Доминик Серизье жил в старом доме на улице Риволи. Квартира перешла к нему после смерти дяди-холостяка, снявшего ее в ту пору, когда состоятельные люди еще селились в центре Парижа. Дядя устроил в квартире электрическое освещение; сам Серизье поставил ванну и телефон. Ему часто советовали переехать в одну из новых частей города; были даже случайные находки, по знакомству, — прекрасные долгосрочные, не очень дорогие квартиры. Однако, новый квартал, центральное отопление, подъемная машина так и не соблазнили Серизье: он без ужаса не мог подумать о переезде.

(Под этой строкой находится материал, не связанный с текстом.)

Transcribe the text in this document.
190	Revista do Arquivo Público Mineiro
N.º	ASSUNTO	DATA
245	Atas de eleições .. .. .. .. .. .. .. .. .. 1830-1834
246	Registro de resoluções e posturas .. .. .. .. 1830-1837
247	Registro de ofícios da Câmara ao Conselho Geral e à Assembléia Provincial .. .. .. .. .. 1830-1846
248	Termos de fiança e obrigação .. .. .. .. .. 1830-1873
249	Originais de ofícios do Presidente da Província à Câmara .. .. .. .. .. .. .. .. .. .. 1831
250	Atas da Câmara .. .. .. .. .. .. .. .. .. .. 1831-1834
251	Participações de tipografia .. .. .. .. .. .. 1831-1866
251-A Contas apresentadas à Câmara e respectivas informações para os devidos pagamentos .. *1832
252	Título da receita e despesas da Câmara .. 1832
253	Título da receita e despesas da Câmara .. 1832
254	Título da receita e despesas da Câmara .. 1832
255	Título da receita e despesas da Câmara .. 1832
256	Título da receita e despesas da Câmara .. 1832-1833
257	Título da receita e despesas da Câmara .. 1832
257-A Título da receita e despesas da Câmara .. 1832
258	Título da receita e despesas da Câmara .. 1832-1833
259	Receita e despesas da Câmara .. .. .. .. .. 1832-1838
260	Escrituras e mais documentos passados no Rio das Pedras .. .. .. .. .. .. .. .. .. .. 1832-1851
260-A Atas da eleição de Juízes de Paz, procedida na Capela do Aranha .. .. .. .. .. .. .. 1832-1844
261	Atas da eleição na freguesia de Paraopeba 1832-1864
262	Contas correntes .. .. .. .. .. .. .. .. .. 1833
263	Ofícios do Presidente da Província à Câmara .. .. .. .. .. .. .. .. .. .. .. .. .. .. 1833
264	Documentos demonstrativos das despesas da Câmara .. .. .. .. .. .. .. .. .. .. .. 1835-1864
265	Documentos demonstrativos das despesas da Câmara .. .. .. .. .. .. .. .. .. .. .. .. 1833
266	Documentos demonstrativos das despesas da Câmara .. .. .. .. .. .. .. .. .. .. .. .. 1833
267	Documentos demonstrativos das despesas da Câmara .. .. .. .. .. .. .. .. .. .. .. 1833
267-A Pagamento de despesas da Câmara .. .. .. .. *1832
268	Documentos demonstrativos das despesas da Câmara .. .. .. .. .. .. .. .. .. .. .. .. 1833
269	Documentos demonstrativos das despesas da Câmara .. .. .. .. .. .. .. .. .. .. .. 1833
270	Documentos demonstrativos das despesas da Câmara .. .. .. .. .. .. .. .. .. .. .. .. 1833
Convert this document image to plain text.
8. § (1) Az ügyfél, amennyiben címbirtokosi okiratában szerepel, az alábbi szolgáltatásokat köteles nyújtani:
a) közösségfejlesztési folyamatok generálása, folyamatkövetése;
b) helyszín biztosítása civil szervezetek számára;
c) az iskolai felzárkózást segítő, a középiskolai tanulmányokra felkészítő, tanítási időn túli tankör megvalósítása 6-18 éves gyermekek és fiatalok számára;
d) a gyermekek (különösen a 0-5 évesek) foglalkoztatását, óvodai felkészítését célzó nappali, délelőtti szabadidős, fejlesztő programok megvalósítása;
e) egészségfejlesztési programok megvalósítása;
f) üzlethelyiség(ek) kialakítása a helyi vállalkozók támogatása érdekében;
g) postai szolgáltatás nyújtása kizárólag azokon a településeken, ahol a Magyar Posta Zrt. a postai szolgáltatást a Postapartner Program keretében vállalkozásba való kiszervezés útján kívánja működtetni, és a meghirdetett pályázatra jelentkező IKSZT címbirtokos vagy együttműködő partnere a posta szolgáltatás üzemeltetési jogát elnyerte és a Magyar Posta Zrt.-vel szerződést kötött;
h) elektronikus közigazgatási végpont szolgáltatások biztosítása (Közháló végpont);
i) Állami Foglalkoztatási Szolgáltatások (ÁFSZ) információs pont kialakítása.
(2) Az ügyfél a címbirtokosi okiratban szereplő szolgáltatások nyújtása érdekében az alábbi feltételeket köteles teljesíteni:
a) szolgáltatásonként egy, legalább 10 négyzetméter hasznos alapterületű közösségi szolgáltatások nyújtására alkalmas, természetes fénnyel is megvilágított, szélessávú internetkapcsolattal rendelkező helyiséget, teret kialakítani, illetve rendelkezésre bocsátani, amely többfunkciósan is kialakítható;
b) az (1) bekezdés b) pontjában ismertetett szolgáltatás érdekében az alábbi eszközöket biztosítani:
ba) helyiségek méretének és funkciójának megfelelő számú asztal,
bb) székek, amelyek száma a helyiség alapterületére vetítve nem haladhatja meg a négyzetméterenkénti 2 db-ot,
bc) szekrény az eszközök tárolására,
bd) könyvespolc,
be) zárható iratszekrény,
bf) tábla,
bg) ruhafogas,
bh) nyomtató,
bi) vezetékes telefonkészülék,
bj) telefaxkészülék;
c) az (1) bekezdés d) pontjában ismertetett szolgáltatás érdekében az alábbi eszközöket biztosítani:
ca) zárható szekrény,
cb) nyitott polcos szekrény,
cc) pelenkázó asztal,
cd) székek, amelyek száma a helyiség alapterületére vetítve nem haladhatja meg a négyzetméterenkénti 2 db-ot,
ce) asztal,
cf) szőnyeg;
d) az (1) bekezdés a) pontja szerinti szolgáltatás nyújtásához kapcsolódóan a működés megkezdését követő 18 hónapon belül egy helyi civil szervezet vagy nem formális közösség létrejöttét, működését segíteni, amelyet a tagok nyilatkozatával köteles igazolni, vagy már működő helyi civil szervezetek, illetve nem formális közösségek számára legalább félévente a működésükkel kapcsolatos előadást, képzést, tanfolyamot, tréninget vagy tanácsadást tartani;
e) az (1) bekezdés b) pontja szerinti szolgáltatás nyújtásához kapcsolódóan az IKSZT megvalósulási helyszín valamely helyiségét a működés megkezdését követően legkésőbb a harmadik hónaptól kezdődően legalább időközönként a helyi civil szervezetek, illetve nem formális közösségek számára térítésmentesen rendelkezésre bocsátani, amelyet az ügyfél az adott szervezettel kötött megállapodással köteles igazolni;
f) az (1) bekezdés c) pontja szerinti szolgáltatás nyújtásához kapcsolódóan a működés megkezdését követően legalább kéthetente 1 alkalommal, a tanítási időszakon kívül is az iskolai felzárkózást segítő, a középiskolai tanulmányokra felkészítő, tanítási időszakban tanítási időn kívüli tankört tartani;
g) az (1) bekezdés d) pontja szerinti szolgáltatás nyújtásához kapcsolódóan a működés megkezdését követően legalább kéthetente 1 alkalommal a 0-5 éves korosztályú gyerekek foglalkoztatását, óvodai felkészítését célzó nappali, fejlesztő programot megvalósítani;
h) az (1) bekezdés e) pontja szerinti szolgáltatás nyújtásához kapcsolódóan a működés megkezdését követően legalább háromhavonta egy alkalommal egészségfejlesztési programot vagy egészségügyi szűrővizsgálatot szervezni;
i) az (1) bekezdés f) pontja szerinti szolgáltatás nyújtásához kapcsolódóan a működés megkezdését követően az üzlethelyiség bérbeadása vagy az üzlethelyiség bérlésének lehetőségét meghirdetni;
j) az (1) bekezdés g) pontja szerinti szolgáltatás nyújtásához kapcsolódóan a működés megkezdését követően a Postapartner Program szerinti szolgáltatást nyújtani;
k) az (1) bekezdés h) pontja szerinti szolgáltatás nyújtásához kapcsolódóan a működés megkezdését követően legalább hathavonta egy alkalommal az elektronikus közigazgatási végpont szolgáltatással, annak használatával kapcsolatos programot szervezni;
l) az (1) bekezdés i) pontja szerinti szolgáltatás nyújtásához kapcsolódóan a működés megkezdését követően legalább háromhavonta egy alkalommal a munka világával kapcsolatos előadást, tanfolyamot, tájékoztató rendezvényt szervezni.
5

Квартира из четырех комнат была для него тесновата, особенно с той поры, как бывший будуар жены пришлось отвести под секретариат. Но в том же доме освободились еще две комнаты, этажом выше. Серизье снял их, обставил простой американской мебелью и устроил в этой небольшой квартире приемную: там он принимал людей, которых мог бы неприятно удивить вид его настоящей квартиры.

Враги называли депутата-социалиста циником и лицемером. Это было совершенно неверно: цинизм был ему чужд, насколько может быть чужд профессиональному политику. Обставляя небогато свою квартиру, Серизье просто делал уступку предрассудкам некоторых своих единомышленников. Вдобавок, и настоящая его квартира могла казаться очень роскошной только бедным людям, не видавшим подлинной роскоши. Враждебные газеты не раз писали о картинной галерее Серизье, о коллекциях старинного серебра и фарфора, об его Роллс-Ройсе, о вилле на Ривьере. Ничего такого у него не было, хоть он, по своим средствам, и мог бы иметь многое из этого. Серизье жил так, как привык жить с детства, как жили его родители или даже несколько скромнее. Коллекций он не собирал; но то, что у него было, было хорошее и довольно дорогое, — от переплетов большой библиотеки до мебели в стиле Империи.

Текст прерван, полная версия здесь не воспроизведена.